Thursday, May 21, 2015

Etiquette; How Lettuce Changed It

California Iceberg Lettuce            

Lettuce Changed Table Etiquette in 1926

California is writing a new paragraph in the American book of etiquette, according to J. T. Saunders, freight traffic manager for the Southern Pacific company, who says that lettuce knives must soon be added to the list of table cutlery required by the perfect hostess.
      
Special lettuce serving forks, most often with lettuce serving spoons, were a Gilded Age neccesity. In fact, gilded tines were needed to help prevent corrosion to the silver, caused by citric acids, vinegar, etc... and other salad dressing ingredients.
“For ages past,” Saunders explained, “authorities on etiquette have insisted that lettuce at table must be cut, speared and conveyed to the mouth entirely with the salad fork. Just try this on a sector of crisp and tender giant California head lettuce, and you will quickly discover that it is not so simple as it sounds." Hence the need for a lettuce knife. 
                                  
Lettuce knives, or as they are now known – "salad knives" – and their corresponding salad forks, are slightly shorter than dinner, or place knives and forks.

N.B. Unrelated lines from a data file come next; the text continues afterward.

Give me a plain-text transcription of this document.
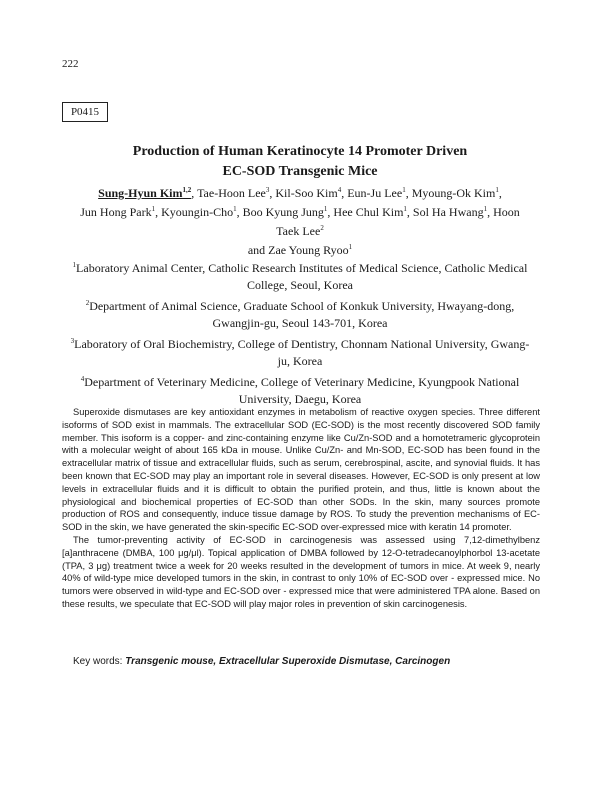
222
P0415
Production of Human Keratinocyte 14 Promoter Driven
EC-SOD Transgenic Mice
Sung-Hyun Kim$^{1,2}$, Tae-Hoon Lee$^3$, Kil-Soo Kim$^4$, Eun-Ju Lee$^1$, Myoung-Ok Kim$^1$,
Jun Hong Park$^1$, Kyoungin-Cho$^1$, Boo Kyung Jung$^1$, Hee Chul Kim$^1$, Sol Ha Hwang$^1$, Hoon
Taek Lee$^2$
and Zae Young Ryoo$^1$
$^1$Laboratory Animal Center, Catholic Research Institutes of Medical Science, Catholic Medical College, Seoul, Korea
$^2$Department of Animal Science, Graduate School of Konkuk University, Hwayang-dong, Gwangjin-gu, Seoul 143-701, Korea
$^3$Laboratory of Oral Biochemistry, College of Dentistry, Chonnam National University, Gwang-ju, Korea
$^4$Department of Veterinary Medicine, College of Veterinary Medicine, Kyungpook National University, Daegu, Korea

Superoxide dismutases are key antioxidant enzymes in metabolism of reactive oxygen species. Three different isoforms of SOD exist in mammals. The extracellular SOD (EC-SOD) is the most recently discovered SOD family member. This isoform is a copper- and zinc-containing enzyme like Cu/Zn-SOD and a homotetrameric glycoprotein with a molecular weight of about 165 kDa in mouse. Unlike Cu/Zn- and Mn-SOD, EC-SOD has been found in the extracellular matrix of tissue and extracellular fluids, such as serum, cerebrospinal, ascite, and synovial fluids. It has been known that EC-SOD may play an important role in several diseases. However, EC-SOD is only present at low levels in extracellular fluids and it is difficult to obtain the purified protein, and thus, little is known about the physiological and biochemical properties of EC-SOD than other SODs. In the skin, many sources promote production of ROS and consequently, induce tissue damage by ROS. To study the prevention mechanisms of EC-SOD in the skin, we have generated the skin-specific EC-SOD over-expressed mice with keratin 14 promoter.

The tumor-preventing activity of EC-SOD in carcinogenesis was assessed using 7,12-dimethylbenz [a]anthracene (DMBA, 100 μg/μl). Topical application of DMBA followed by 12-O-tetradecanoylphorbol 13-acetate (TPA, 3 μg) treatment twice a week for 20 weeks resulted in the development of tumors in mice. At week 9, nearly 40% of wild-type mice developed tumors in the skin, in contrast to only 10% of EC-SOD over - expressed mice. No tumors were observed in wild-type and EC-SOD over - expressed mice that were administered TPA alone. Based on these results, we speculate that EC-SOD will play major roles in prevention of skin carcinogenesis.

Key words: Transgenic mouse, Extracellular Superoxide Dismutase, Carcinogen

“From 9,744 carloads in 1922, shipments of California lettuce to eastern markets this year will reach the amazing total of 27,000 carloads, a gain of almost 200 per cent in four years. In 1920 shippers on our coast division shipped only 62 carloads of the salad delicacy.
Salads were not popular in the U.S., until the mid 1800s. Their popularity, when they did become fashionable, was due to the fact that they were seen as very French. They were also a delicacy, as they needed refrigeration to keep fresh longer. Those who could afford large ice cellars, could also afford salad greens.
This year, from the same territory, approximately 12,800 carloads will be shipped. “Equally startling has been the growth of Imperial Valley lettuce shipments. From 1,079 carloads in the 1918-19 season, the Valley will, during the coming season, send eastward more than 16,700 carloads of lettuce." The famous California “Iceberg” head lettuce, developed and perfected by Imperial Valley growers, has created thousands of new lettuce lovers throughout the land. “There is no finer lettuce grown anywhere than in California and to this bears witness the fact that all the nation now eats lettuce. Fifteen years ago lettuce was regarded as a luxury, while today it is as commonplace in the American home as oatmeal and coffee.”